Zoo Leipzig : Opossum Heidi wird nicht ausgestopft
Der frühere Star und Publikumsliebling des Leipziger Zoos, das schielende Opossum Heidi, wird nun doch nicht ausgestopft. Wie Zoo-Sprecherin Maria Saegebarth sagte, wurde in den letzten Tagen entschieden, dass es kein Präparat geben werde. Zur Begründung hieß es, Experten hätten von dem Vorhaben abgeraten. Demnach kann das Präparat nicht so hergestellt werden, dass es den fachlichen Ansprüchen genügen und den Erwartungen und Erinnerungen der Fans entsprechen würde. Heidi wäre ausgestopft "nicht wiederzuerkennen" gewesen. Ihr Skelett soll im Zoo aufbewahrt werden, aber nur zu "internen Schulungszwecken".

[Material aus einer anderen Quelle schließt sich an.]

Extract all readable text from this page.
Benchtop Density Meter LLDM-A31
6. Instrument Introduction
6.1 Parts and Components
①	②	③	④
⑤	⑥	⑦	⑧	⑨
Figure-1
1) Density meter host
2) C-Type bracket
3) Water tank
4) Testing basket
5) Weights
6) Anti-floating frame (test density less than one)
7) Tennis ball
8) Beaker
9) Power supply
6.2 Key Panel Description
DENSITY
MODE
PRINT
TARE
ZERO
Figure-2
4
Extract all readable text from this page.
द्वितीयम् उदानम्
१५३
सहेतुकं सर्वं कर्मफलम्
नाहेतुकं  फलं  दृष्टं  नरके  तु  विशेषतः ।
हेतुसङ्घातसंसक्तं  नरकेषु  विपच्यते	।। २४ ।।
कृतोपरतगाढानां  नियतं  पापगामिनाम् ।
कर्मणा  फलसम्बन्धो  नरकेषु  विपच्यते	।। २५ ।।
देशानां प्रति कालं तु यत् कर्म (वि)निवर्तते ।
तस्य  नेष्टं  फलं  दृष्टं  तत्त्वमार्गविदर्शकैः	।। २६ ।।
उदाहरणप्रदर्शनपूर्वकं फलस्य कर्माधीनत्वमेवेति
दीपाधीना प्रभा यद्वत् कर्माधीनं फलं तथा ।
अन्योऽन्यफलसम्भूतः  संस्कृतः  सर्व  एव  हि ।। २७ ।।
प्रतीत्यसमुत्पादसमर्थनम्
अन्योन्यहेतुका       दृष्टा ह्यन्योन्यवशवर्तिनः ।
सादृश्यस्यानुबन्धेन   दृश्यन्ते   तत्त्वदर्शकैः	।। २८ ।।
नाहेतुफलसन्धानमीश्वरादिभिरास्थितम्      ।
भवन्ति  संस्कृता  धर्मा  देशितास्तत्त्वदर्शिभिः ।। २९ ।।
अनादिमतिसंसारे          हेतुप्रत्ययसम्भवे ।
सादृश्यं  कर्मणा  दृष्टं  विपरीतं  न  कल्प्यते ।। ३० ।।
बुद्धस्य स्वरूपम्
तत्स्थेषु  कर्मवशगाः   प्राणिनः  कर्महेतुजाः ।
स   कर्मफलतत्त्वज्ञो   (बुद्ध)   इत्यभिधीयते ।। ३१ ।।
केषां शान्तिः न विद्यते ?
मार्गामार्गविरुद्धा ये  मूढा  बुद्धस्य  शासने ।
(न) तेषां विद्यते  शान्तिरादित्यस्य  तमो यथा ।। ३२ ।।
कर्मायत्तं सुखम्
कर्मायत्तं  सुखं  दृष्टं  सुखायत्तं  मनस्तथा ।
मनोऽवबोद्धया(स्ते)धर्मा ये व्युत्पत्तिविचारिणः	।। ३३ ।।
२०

Zoo-Chef Jörg Junhold hatte nach dem Tod des Opossums Ende September letzten Jahres angekündigt, die Beutelratte ausstopfen zu lassen. Saegebarth sagte, der Tiergarten werde das Andenken an Heidi nun eben anders bewahren. Vor dem früheren Gehege des Publikumsmagneten wurde im letzten Jahr ein Foto aufgestellt. Im Zoo-Shop gibt es außerdem noch allerlei Heidi-Souvenirs wie Plüsch-Opossums und Tassen.
Die altersschwache Heidi war im Herbst im Alter von dreieinhalb Jahren eingeschläfert worden, weil sie seit längerer Zeit unter schmerzhafter Arthritis gelitten hatte. Ihre Schwester Naira und Artgenosse Teddy erfreuen sich guter Gesundheit und sind weiterhin im Gondwanaland zu sehen.